“Papa pergi dulu, yah.”
Dia berbisik di
perutku yang membusung. Membelai lalu mengecupnya penuh sayang sebelum mencium
keningku. Aku melambai mengantarnya berlalu. Itu adalah ritual yang setiap pagi
kami lakukan belakangan ini, sejak aku akhirnya berhasil hamil.

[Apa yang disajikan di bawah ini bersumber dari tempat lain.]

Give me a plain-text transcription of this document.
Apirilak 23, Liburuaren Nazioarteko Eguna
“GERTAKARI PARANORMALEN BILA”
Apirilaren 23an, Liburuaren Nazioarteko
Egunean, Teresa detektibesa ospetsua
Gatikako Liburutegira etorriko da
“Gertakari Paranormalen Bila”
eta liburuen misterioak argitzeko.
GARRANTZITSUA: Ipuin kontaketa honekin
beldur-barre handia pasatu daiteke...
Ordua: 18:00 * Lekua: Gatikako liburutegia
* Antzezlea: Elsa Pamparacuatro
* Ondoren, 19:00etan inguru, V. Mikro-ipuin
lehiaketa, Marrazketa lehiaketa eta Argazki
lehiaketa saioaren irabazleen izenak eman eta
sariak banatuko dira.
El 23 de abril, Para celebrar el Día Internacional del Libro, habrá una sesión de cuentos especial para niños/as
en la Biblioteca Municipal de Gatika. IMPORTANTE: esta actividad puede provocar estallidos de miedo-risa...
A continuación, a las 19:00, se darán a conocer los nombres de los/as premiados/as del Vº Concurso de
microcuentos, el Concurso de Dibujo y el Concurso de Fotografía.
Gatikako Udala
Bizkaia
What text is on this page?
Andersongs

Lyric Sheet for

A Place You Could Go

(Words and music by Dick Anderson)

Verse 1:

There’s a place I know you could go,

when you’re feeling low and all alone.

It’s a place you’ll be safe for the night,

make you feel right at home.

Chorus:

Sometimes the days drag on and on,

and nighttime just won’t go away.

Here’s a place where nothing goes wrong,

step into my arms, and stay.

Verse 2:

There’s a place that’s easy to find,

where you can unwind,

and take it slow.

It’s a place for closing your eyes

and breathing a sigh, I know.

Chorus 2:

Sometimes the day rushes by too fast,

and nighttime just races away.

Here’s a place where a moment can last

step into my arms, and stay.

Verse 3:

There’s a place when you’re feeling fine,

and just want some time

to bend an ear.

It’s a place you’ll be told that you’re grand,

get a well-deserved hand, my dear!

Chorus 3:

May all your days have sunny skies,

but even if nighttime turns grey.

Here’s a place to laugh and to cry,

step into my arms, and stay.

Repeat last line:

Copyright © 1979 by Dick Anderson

Buah hati yang
sudah sangat dia nanti-nantikan bahkan sejak pernikahannya yang pertama dulu.
Ya, aku adalah
istrinya yang keempat. Istri yang sangat dia harapkan bisa memberi keturunan
yang gagal dia dapatkan di pernikahan sebelumnya. Dan demi jaminan hidup
keluargaku, maka aku juga sama berambisi dengan dirinya untuk bisa
memiliki keturunan. Tanpa anak maka aku hanya akan bernasib serupa dengan
mantan-mantan istrinya. Terbuang.
Aku terlonjak
ketika seseorang menyentuh lenganku. Membelai tepatnya. Ternyata Joko, tukang
kebun yang sudah dua tahun ini bekerja di rumah kami. Dia menatapku lekat
sembari menyeringai. ”Kau makin cantik. Montok!” pujinya sembari menelanjangiku
dengan tatapannya.
“Jaga omonganmu,
Ko!” Dia hanya terkekeh.
”Iya... Iya...
Kok langsung sewot. Bawaan orok, ya?” Aku mengacuhkannya dan ingin kembali ke
dalam rumah, namun dia langsung menahanku. ”Jangan lupa perjanjian kita.” bisiknya sembari menatap tajam ke arah perutku lalu beranjak.